To protect the company from losses and ensure customers’ private information is secure
What are the two types of identity fraud?
- Application fraud
- Account takeover
What is a supervised machine learning model?
A model trained on a target variable, such as the probability of an application being fraudulent
True or False: The Fraud Department is considered a profit center for Shu Financial.
False
What is the focus of unsupervised machine learning in the context of fraud detection?
To find patterns and groupings among fraudulent applications without a predefined target variable
What is principal components analysis (PCA)?
A dimensionality-reduction method that reduces the number of variables while retaining important signals
What does ‘dimensionality reduction’ refer to?
The process of reducing the number of columns in a dataset while retaining important information
What types of variables does PCA work best with?
- Continuous variables
- Ordinal variables
What is the first preprocessing step before conducting PCA?
Eliminating variables that have limited incremental information
What is normalization in the context of data standardization?
Adjusting variables to have a mean of 0 and a standard deviation of 1
What is the relationship between principal components?
Each component is perpendicular to the previous components, meaning there is no correlation
What is cluster profiling?
The process of generating unique descriptions for each cluster using the input variables
What should be done if the clusters are not well separated?

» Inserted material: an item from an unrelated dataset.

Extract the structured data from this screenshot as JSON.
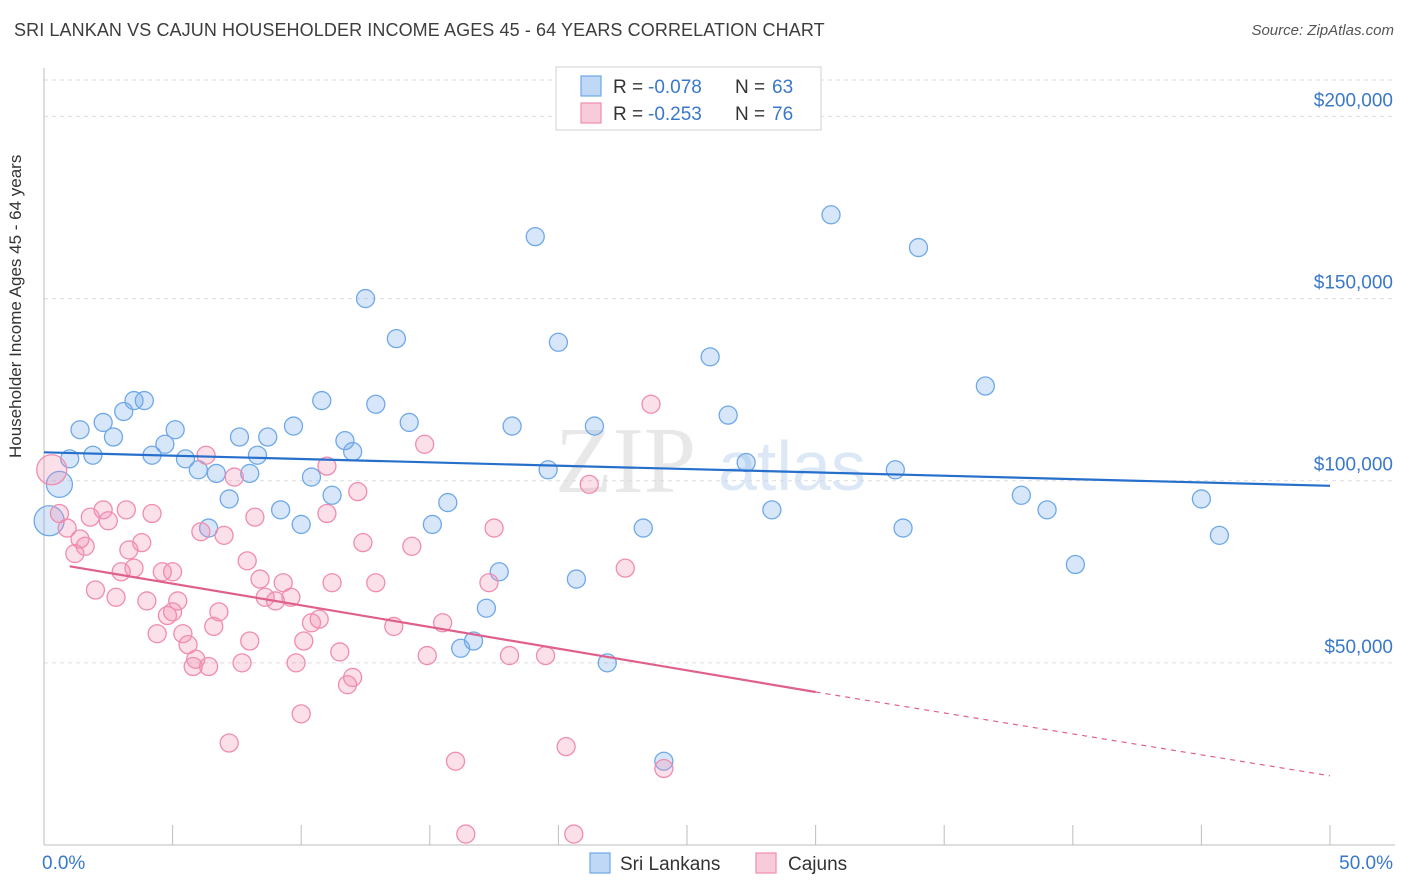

Investigate the features to describe what the clusters represent
What is the role of the business unit in the data science process?
To provide domain-specific knowledge that helps interpret principal components and clusters
Fill in the blank: The second principal component is computed by finding what combination of input variables explains the _______.
remaining information not explained by the first principal component
What does the data science team plan to do after identifying different groups of fraudulent applications?
Build separate models to target the different clusters
What is t-SNE?
A dimensionality reduction method often used when separating clusters using linear assumptions is difficult
What happens if too much critical information is discarded during dimensionality reduction?
It can hinder the analysis and lead to less effective models
What is the importance of the partnership between the business unit and the data science team?
It ensures that the data science products meet business needs, avoiding wasted time and resources
What does the first principal component typically represent?
The combination of variables that explains the most information in the dataset
True or False: Categorical variables are very useful in principal components analysis.
False
What is the process of profiling clusters based on?
Labeling clusters based on a few variables that are the most extreme in that specific cluster
Who are the clients in the collaborative profiling process?
Steve and experts in the Fraud Department
What is the limitation of manually labeling clusters when the number of clusters is very large?
A manual process of labeling clusters is not feasible